NYT ombud: Trust us, we're unbiased

With a tough presidential election on the horizon, media outlets relish the demand that the battle will bring for news and feature coverage.  In order to get those readers, though, the media outlets have to be perceived as reliable and trustworthy.  That brings us to a rather humorous column from the New York Times’ public editor — their version of an ombudsman — Arthur Brisbane, in which he addresses the disparity in scrutiny of Mitt Romney over the sitting President in recent Gray Lady coverage.  Brisbane criticized his paper four weeks ago for an over-the-top slam of an investment by the blind trust set up for Ann Romney, and apparently that’s part of his argument that the Times will provide fair coverage of the upcoming general election — despite the suck-up coverage given Barack Obama in his first term.

No … really:

According to a study by the media scholars Stephen J. Farnsworth and S. Robert Lichter, The Times’s coverage of the president’s first year in office was significantly more favorable than its first-year coverage of three predecessors who also brought a new party to power in the White House: George W. Bush, Bill Clinton and Ronald Reagan.

Writing for the periodical Politics & Policy, the authors were so struck by the findings that they wondered, “Did The Times, perhaps in response to the aggressive efforts by Murdoch’s Wall Street Journal to seize market share, decide to tilt more to the left than it had in the past?”

I strongly doubt that. Based on conversations with Times reporters and editors who cover the campaign and Washington, I think they see themselves as aggressive journalists who don’t play favorites. Still, a strong current of skepticism holds that the paper skews left. Unfortunately, this is exacerbated by collateral factors — for example, political views that creep into nonpolitical coverage.

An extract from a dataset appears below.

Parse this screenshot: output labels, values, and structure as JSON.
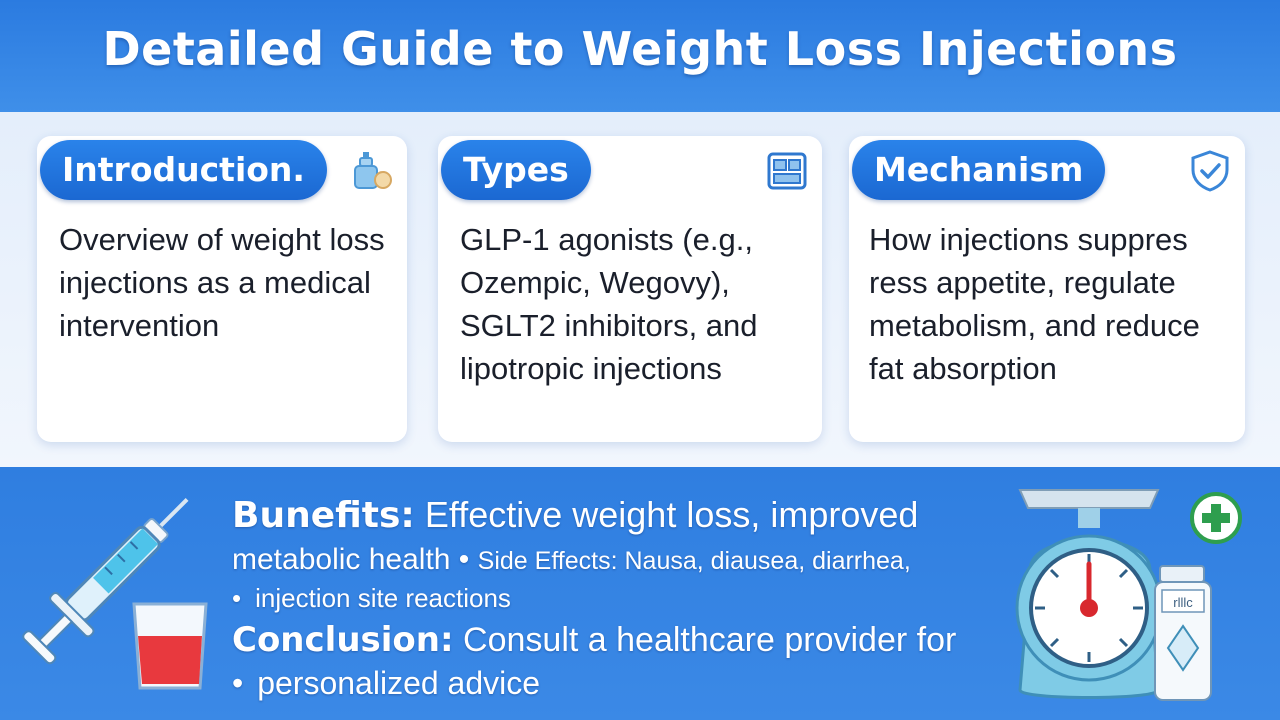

To illustrate, Faye Farrington, a reader from Hollis, N.H., wrote me earlier this year in exasperation over a Sunday magazine article about “Downton Abbey,” the public television series, in which the writer slipped in a veiled complaint about Mitt Romney’s exploitation of the American tax code.

“The constant insertion of liberal politics into even the most politically irrelevant articles has already caused us to cancel our daily subscription,” Ms. Farrington wrote, “leaving only the Sunday delivery as I confess to an addiction to the Sunday crossword.”

The warm afterglow of Mr. Obama’s election, the collateral effects of liberal-minded feature writers — these can be overcome by hard-nosed, unbiased political reporting now.

Stop it — you’re killing me, Arthur!  Seriously, I can’t quite catch my breath from laughing out loud.  Brisbane gives us two of the most obvious cases of bias and says that this editorializing can be overcome by trusting the same people not to editorialize in news stories in the next six months.  One can imagine Lucy telling Charlie Brown much the same thing right before pulling the football away for the 50th year in a row.

The story on Ann Romney’s blind trust is one good data point that shows the problem doesn’t just lie with “liberal-minded feature writers.” By definition, a blind trust keeps the owner from making or even knowing of the financial decisions made by the trustees.  Ann Romney isn’t the candidate.  How, then, is this a news story in the presidential race?  Mitt Romney cut his ties to Bain in 1999, long before the company invested in the Chinese company in question.  Ann Romney’s blind trust has a “relatively small stake” in Bain Capital Asia fund in question, and she didn’t direct the purchase.  Furthermore, the trustees bought the stake before the fund invested in Uniview.  Does this tell us anything about Ann Romney, let alone Mitt Romney?  Of course not.  But the Times certainly didn’t mind tying both of them to Chinese surveillance.  Spooky!  Who gave that story the green light?  The editors, that’s who, not “liberal-minded feature writers.”

Here’s one data point omitted by Arthur Brisbane in his “trust us” missive: Vicki Iseman.  That was just one example of the NYT’s “hard-nosed, unbiased political reporting” in the 2008 election.  The Times endorsed John McCain in the Republican primary — much as they did today for Mitt Romney — and less than a fortnight later accused him of having had an affair with a lobbyist based on innuendo provided by a couple of disgruntled former low-level staffers.  The story was absurd, and the Times later tried to backpedal furiously from their insinuations by saying that the relationship was merely inappropriate and not necessarily sexual. The paper was roundly condemned for their yellow-journalism story, but I don’t see Brisbane discussing that in yesterday’s column.

The Times also went after McCain for his medical records in May, which he released as planned anyway.  What really went on in that incident?  The McCain campaign excluded them from a media pool during the release of the records, no doubt for payback on their Iseman smear.  The NYT then threatened to write negative editorials about his medical records if they were not added to the pool, which they did when the McCain campaign refused to knuckle under to their extortion threat.  The “hard-nosed, unbiased political reporting” that followed included two separate articles whining about their exclusion from the rather large pool at the McCain event.

So forgive us for laughing at you, Arthur.  You gave it the ol’ college try, but after watching the Times at work four years ago — and before and since then, too — we’re not about to trust the Gray Lady in 2012 to behave responsibly.